Son dönemde kamuoyunun gündemine oturan bazı olaylar özellikle Ece Gürel vakası toplumun ruhsal boşluklarına ayna tuttu.

Belirsizlik, kaygı ve yönünü kaybetmişlik hissiyle mücadele eden bireyler, çareyi bilimsel temellerden uzak, denetlenmeyen ve kontrolsüz “spiritüel öğretilerde” aramaya başladı. Ancak burada durmamız gerekiyor. Çünkü bu arayış; farkında olunmayan psikolojik riskleri beraberinde getiriyor. Bir Yolculuk Gibi başlayıp bir çıkmaza dönüşebiliyor.

Meditasyondan enerji çalışmasına, kuantum farkındalıktan bilinçaltı temizliğine uzanan birçok alanda, hiçbir psikoloji eğitimi olmayan kişiler tarafından verilen eğitimlere yüzlerce, hatta binlerce lira ödeniyor. Ancak bu süreçlerde bireyler, bilinçli farkındalık kazanmak yerine; manipülasyon, korku, bağımlılık ilişkileri ve travma derinleşmesi gibi sonuçlarla karşı karşıya kalabiliyor.

Kimi zaman kişilik bölünmeleri, kimi zaman psikotik ataklar… Ve çoğu zaman, bu durumların asıl nedeni fark edilemiyor.

Ruh Sağlığı: Eğitimle, Bilimle, Uzmanlıkla Korunur

Ruhsal denge arayışı elbette kıymetlidir. Ancak bu yolculukta kiminle ve nasıl ilerlediğiniz belirleyicidir. Ruh sağlığı bir eğlence, sezgi ya da enerji meselesi değildir.

Bu, insan zihninin ve duygusal yapısının incelikli, hassas ve bilimsel temelde değerlendirilmesi gereken bir alandır.

Peki Ne Yapılabilir?

1. Bilim temelli kaynaklardan bilgi edinilmeli.

Psikoloji biliminin sunduğu açıklamalar, deneyler ve vaka temelli bilgiler rehber alınmalı.

2. Hizmet aldığınız kişilerin mesleki kimliğini mutlaka sorgulayın.

Diploma, yetki belgesi ve uzmanlık alanı sorgulanmalı. “Enerjist”, “yaşam koçu”, “bilinçaltı terapisti” gibi unvanların çoğu resmi değildir.

3. Ruhsal zorlanma durumlarında bir uzmandan destek alınmalı.

Yaşadığınız duygusal sorunlar, çözülmemiş travmalar ya da varoluşsal sorgulamalar için ilk başvuracağınız kişi, klinik ya da psikolojik danışmanlık eğitimi almış bir uzman olmalıdır.

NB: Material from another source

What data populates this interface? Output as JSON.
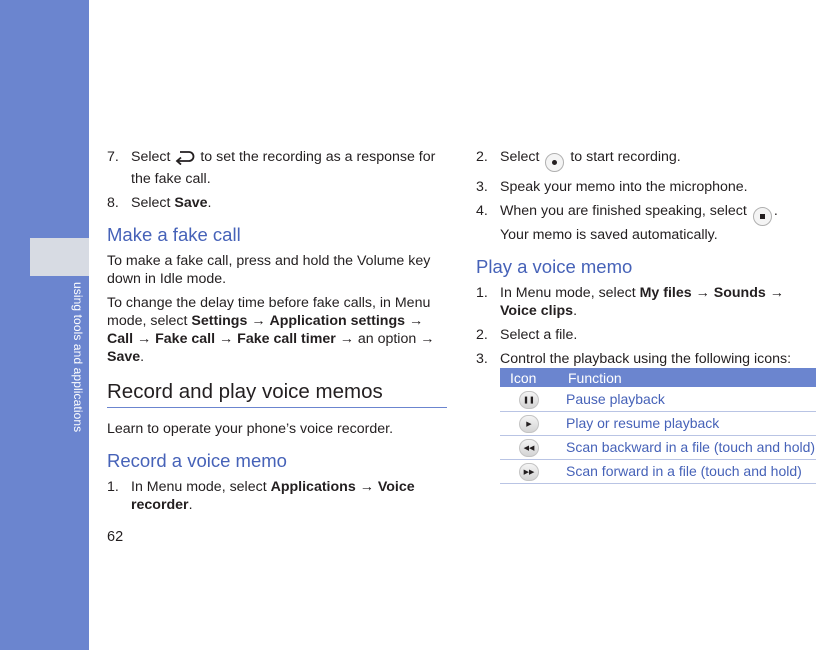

Ruh sağlığımızı korumak, aynı zamanda yaşam kalitemizi, ilişkilerimizi ve geleceğimizi de korumaktır. Bireylerin yaşadığı zorluklar; sezgisel, metafizik ya da mistik yollarla değil, ancak bilimsel ve etik zeminde anlaşılabilir ve çözümlenebilir.

Spiritüel merak ve arayışlara sahip olmak elbette bir tercihtir; fakat bu arayışın kişinin ruh sağlığını zedelemeyecek, istismar alanına dönüşmeyecek şekilde sınırlandırılması gerekir. “Toplum olarak artık farkındalık kazanmalı, aldığımız destekleri sorgulamalı ve özellikle gençlerimizi korumalıyız. Ruhsal dönüşüm arayışı, asla psikolojik sarsıntıya dönüşmemeli. Bu nedenle bireylerin danışmanlık aldıkları kişilerin uzmanlık belgelerini sorgulamaları, bilim temelli kaynaklardan faydalanmaları ve ihtiyaç duyduklarında psikolog ya da psikiyatristlerden destek almaları hayati önemdedir.”